Elementos do Pecado Original

 

Elementos do Pecado Original




Elementos do Pecado Original

 

Devemos distinguir dois elementos no pecado original, a saber:

 

a. A culpa original.

 

A palavra "culpa" expressa a relação que há entre o pecado e justiça, ou, como o colocam os teólogos mais antigos, e a penalidade da lei. Quem é culpado está numa relação penal com a lei. Podemos falar da culpa em dois sentidos, a saber, como “reatus culpae” (réu convicto) e como “reatus poenae” (réu passível de condenação).

A primeira, que Turretino chama de "culpa potencial", é o demérito moral de um ato ou estado. Essa culpa é da essência do pecado e é uma parte inseparável da sua pecaminosidade. Prende-se somente aos que praticaram pessoalmente ações pecaminosas, e prende-se a eles permanentemente. Não pode ser removida pelo perdão, não é removida pela justificação baseada nos méritos de Jesus Cristo, e muito menos pelo perdão puro e simples.

Os pecados do homem são inerentemente merecedores de males, mesmo depois que ele foi justificado. Nesse sentido, a culpa não pode ser transferida de uma pessoa para outra.

O sentido habitual, porém, em que falamos de culpa na teologia, é a de “reatus poenae”. Com isto se quer dizer merecimento de punição, ou obrigação de prestar satisfação à justiça de Deus pela violação, feita por determinação pessoal. Neste sentido, a culpa não faz parte da essência do pecado, mas é, antes, uma relação com a sanção penal da lei. Se não houvesse nenhuma sanção ligada à inobservância das relações morais, todo abandono da lei seria pecado, mas não envolveria sujeição a castigo. Neste sentido, a culpa pode ser removida pela satisfação da justiça, pessoal ou vicariamente.

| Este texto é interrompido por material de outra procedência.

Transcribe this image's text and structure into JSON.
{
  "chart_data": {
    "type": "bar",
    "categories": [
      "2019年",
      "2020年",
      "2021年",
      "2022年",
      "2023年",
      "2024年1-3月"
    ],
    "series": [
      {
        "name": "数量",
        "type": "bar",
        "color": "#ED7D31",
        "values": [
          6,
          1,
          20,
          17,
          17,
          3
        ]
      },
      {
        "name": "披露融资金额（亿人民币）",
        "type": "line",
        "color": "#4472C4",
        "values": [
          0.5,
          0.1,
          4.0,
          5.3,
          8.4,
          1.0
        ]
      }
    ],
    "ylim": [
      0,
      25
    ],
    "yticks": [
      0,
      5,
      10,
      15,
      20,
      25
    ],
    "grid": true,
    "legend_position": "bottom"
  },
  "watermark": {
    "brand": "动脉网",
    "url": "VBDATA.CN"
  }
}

Pode ser transferida de uma pessoa para outra, ou pode ser assumida por uma pessoa em lugar de outra. É retirada dos crentes pela justificação, de modo que os seus pecados, embora merecedores de condenação, não os tomam sujeitos ao castigo. Os semipelagianos e osmais antigos armonoanos, ou "remonstrantes", negam que o pecado original envolve culpa. A culpa do pecado de Adão, cometido por ele na qualidade de chefe federal da raça humana, é imputada a todos os seus descendentes. Isso é evidenciado pelo fato de que, como a Bíblia ensina, a morte, como castigo do pecado, passou de Adão a todos os seus descendentes: Rm 5.12-19; Ef 2.3; 1 Co 15.22.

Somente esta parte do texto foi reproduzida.